Masyarakat bersama BKSDA Sumbar kemudian memasang perangkap di APL untuk menangkap ketiga harimau itu. Putri Singgulung masuk perangkap pada 13 Juni 2020 sedangkan Putra pada 28 Juni 2020. Harimau yang diperkirakan berusia setahun ketika ditangkap itu kemudian dievakuasi ke PR-HSD. Sementara itu, kata Erly, sang induk sampai sekarang masih sering terpantau di sekitar lokasi dalam kawasan hutan dan menggiring seekor anak baru.

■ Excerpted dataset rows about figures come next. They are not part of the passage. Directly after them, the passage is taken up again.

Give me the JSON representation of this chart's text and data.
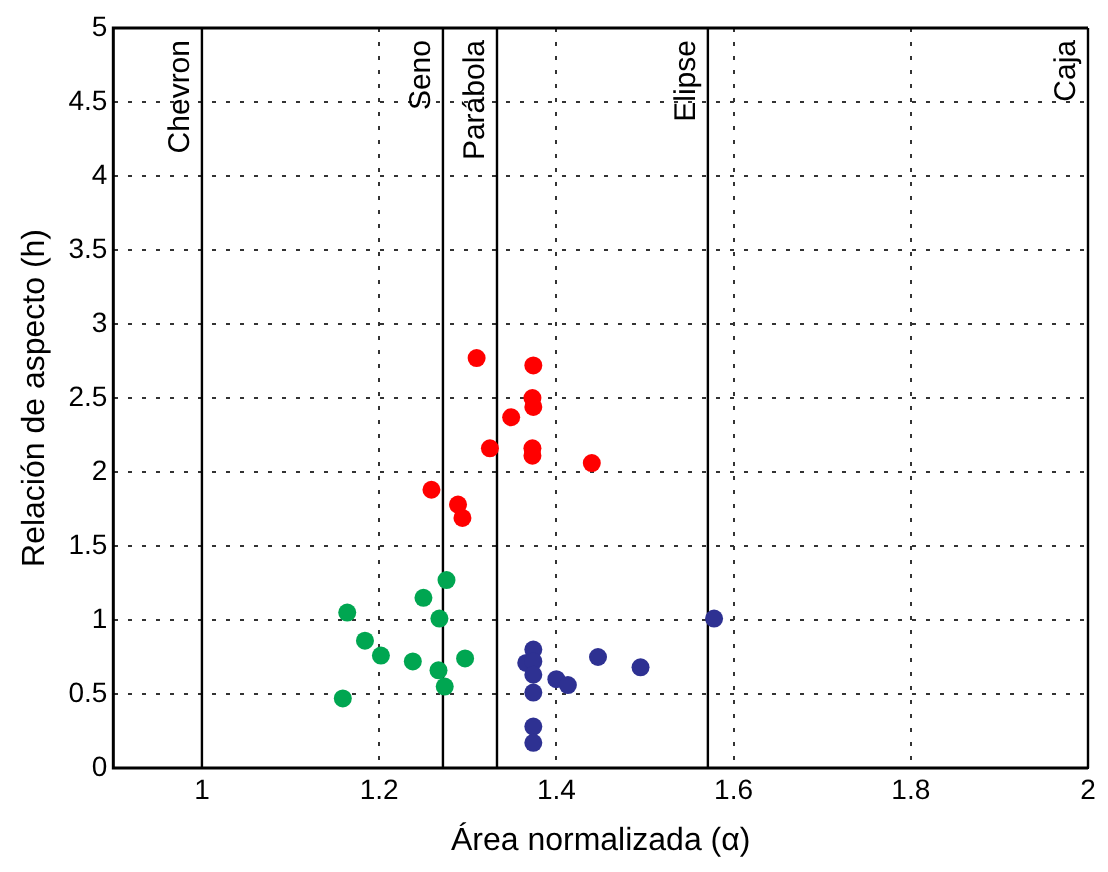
{
  "chart_data": {
    "type": "scatter",
    "xlabel": "Área normalizada (α)",
    "ylabel": "Relación de aspecto (h)",
    "xlim": [
      0.9,
      2
    ],
    "xticks": [
      1,
      1.2,
      1.4,
      1.6,
      1.8,
      2
    ],
    "ylim": [
      0,
      5
    ],
    "yticks": [
      0,
      0.5,
      1,
      1.5,
      2,
      2.5,
      3,
      3.5,
      4,
      4.5,
      5
    ],
    "grid": true,
    "marker": "circle",
    "series": [
      {
        "color": "#ff0000",
        "x": [
          1.31,
          1.374,
          1.373,
          1.374,
          1.349,
          1.325,
          1.373,
          1.373,
          1.44,
          1.259,
          1.289,
          1.294
        ],
        "values": [
          2.77,
          2.72,
          2.5,
          2.44,
          2.37,
          2.16,
          2.16,
          2.11,
          2.06,
          1.88,
          1.78,
          1.69
        ]
      },
      {
        "color": "#00a651",
        "x": [
          1.276,
          1.25,
          1.164,
          1.268,
          1.184,
          1.202,
          1.238,
          1.297,
          1.267,
          1.274,
          1.159
        ],
        "values": [
          1.27,
          1.15,
          1.05,
          1.01,
          0.86,
          0.76,
          0.72,
          0.74,
          0.66,
          0.55,
          0.47
        ]
      },
      {
        "color": "#2e3192",
        "x": [
          1.374,
          1.366,
          1.374,
          1.374,
          1.374,
          1.4,
          1.413,
          1.374,
          1.374,
          1.447,
          1.495,
          1.578
        ],
        "values": [
          0.8,
          0.71,
          0.72,
          0.63,
          0.51,
          0.6,
          0.56,
          0.28,
          0.17,
          0.75,
          0.68,
          1.01
        ]
      }
    ],
    "ref_lines": [
      {
        "axis": "x",
        "value": 1,
        "label": "Chevron",
        "color": "#000000"
      },
      {
        "axis": "x",
        "value": 1.272,
        "label": "Seno",
        "color": "#000000"
      },
      {
        "axis": "x",
        "value": 1.333,
        "label": "Parábola",
        "color": "#000000"
      },
      {
        "axis": "x",
        "value": 1.571,
        "label": "Elipse",
        "color": "#000000"
      },
      {
        "axis": "x",
        "value": 2,
        "label": "Caja",
        "color": "#000000"
      }
    ]
  }
}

”Mereka tidak mengganggu. Pada dasarnya dulu ketika mau ditangkap sebenarnya tidak mengganggu. Mereka sudah berkeliaran cukup lama di situ. Cuma, ketika ada masyarakat yang kebetulan masuk ke kawasan (hutan lindung), berladang di dalam kawasan, ketika pulang berjumpa harimau,” kata Erly.
Ditambahkan Erly, harimau merupakan bagian dari sistem kehidupan di hutan dan bagian dari rantai makanan. Jika salah satu rantai makanan terputus, akan mengacaukan ekosistem hutan dan kehidupan manusia.
Sebagai contoh, apabila harimau sebagai puncak rantai makanan di hutan punah atau jumlahnya berkurang drastis, populasi mangsanya, seperti babi hutan, akan meledak dan menyerbu lahan pertanian. Sebaliknya, apabila babi hutan diburu manusia tanpa memperhitungkan jumlahnya, harimau akan kekurangan makanan dan mendekati permukiman untuk memangsa ternak.
“Pemerintah sudah menyiapkan tempat mereka (harimau) hidup di hutan konservasi. Jadi, jangan mereka diganggu dan diburu. Mereka salah satu komponen lingkungan dan berbahaya apabila kehidupan mereka terganggu,” ujar Erly.